We are introduced to Hanna’s killer instinct in the very first scene of the film. In the cold wilderness of Finland our protagonist played by the Irish actress Saoirse Ronan (Atonement, Lovely Bones) displays a stern portrayal of a child-killer. She tracks her prey, with a bow and arrow she kills the beast and begins to skin it. In her moment of distraction, she is attacked by Eric Heller played by Eric Bana (Troy, Munich). We learn the attack is actually a training session for the young assassin.

The lesson is to adapt or die.

Hanna is not your ordinary child growing up in Finland. She is in fact part of a pet project of secretive CIA agent in a plot of creating the next super soldier. The agent, Marissa Weigler, is played by Cate Blanchett (Elizabeth, Lord of the Rings Trilogy) who betrayed Eric Heller and left him for dead. As the scenes in Finland progress, Hanna is curious of the outside world, especially the sound of music and for her to leave the nest she must be prepared to hunt as a hawk.

There is two sides to our little Hanna. While on her mission to kill Weigler, the first attempt was a success but on a body-double yet, Hanna ventures out to Berlin to meet her father. It is in these moments -- her interaction with the modern world of television, electricity and boys -- she is the most vulnerable.

Her inner child or our human nature tells us she is still a child. The concept of human nature and innocence of a child is explored in the many scenes following the first part of the film. Hanna’s time in Finland is metaphorically Plato’s cave, and after her departure we the metaphysical nature of good and evil.

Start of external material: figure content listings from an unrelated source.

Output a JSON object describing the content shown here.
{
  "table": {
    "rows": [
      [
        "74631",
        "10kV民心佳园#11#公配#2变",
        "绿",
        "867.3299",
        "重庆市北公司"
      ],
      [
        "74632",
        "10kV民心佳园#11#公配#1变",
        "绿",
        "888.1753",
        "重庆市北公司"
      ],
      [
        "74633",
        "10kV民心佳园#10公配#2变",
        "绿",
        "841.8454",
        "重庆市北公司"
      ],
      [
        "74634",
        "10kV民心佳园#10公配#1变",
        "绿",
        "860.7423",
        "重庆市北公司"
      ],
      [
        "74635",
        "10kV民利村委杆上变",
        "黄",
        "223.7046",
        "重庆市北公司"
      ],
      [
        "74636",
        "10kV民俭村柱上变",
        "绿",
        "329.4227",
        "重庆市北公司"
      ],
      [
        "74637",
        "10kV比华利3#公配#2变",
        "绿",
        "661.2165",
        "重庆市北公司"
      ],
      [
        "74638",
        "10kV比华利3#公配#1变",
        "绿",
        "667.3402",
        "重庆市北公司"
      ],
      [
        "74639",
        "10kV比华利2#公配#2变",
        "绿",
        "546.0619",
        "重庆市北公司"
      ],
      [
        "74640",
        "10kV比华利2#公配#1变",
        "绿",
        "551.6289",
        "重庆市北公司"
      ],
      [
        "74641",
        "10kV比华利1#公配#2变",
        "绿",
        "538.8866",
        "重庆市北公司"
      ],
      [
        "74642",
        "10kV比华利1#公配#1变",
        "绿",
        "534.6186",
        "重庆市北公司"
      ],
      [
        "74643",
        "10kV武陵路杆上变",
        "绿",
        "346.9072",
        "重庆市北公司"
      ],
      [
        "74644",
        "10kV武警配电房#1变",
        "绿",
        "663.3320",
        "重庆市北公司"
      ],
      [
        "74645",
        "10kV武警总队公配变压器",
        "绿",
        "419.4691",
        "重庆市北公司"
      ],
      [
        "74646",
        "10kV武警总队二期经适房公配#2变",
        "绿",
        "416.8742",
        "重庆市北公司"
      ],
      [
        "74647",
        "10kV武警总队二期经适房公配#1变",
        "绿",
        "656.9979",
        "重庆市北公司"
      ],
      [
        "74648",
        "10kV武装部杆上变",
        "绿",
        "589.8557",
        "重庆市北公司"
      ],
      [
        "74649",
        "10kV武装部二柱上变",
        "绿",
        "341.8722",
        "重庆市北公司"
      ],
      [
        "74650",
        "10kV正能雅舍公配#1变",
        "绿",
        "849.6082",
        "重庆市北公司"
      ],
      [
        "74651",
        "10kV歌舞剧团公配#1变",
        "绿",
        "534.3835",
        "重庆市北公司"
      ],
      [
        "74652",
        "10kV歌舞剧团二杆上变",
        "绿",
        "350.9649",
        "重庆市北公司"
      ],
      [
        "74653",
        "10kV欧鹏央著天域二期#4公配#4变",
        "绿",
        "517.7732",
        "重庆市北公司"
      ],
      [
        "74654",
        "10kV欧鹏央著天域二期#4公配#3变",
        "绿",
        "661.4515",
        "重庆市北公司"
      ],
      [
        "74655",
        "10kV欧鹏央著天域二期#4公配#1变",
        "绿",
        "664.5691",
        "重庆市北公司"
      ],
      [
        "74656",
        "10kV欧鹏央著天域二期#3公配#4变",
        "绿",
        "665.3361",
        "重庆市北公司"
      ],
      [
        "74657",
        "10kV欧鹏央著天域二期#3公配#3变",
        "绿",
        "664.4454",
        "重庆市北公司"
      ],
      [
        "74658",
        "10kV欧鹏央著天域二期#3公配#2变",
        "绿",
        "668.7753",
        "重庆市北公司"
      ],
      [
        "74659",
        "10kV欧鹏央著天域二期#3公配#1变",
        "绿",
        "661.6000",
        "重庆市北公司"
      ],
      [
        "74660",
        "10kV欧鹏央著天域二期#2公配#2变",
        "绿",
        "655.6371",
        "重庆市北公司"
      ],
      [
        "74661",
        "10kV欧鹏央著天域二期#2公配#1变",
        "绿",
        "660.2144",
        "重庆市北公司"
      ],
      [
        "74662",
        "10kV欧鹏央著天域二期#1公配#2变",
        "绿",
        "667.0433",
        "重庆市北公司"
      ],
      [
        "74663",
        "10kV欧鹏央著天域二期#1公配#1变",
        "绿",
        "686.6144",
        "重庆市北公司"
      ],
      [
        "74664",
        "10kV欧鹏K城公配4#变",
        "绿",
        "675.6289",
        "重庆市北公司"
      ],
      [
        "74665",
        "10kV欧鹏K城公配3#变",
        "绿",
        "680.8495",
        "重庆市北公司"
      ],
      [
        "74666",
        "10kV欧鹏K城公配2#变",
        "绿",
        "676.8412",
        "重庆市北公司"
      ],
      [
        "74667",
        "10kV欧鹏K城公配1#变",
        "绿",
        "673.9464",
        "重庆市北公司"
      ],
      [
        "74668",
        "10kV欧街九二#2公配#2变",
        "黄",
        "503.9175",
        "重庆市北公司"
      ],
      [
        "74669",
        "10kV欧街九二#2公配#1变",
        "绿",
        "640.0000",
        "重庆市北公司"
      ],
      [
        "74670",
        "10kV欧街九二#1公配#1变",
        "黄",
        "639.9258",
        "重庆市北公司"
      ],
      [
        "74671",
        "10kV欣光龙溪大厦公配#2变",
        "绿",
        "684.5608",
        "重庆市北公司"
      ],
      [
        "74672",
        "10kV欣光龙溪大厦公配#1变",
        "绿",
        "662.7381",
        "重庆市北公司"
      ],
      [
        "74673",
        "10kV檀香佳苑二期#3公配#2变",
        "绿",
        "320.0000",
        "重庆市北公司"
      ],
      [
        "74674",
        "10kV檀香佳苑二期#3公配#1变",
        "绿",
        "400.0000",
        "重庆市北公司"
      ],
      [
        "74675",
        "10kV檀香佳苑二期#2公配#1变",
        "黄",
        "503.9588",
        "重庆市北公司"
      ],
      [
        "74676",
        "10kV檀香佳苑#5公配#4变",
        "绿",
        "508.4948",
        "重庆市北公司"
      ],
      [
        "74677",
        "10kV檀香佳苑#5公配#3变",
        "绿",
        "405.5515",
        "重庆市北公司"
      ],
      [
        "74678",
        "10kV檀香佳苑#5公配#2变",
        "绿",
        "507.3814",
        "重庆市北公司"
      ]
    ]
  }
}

In the movie “Hanna” our protagonist has a change of heart when learning of her origin in the Grimm’s house. Again, the dark nature of Grimm’s storybook stories as the backdrop of the final parts of the film is telling. In another violent scene, Heller battles three menacing would be killers at a park-for-families at a Berlin apartment complex.

It is the question presented in the movie “The Boys from Brazil” a child cloned for evil intentions grow up to be evil itself? Are children capable of misguided cruelty? Is it in the child’s nature or part of a grandeur system? It is heavily implied that Hanna acted on her father’s life lesson, “To adapt or die.” Human nature, of course.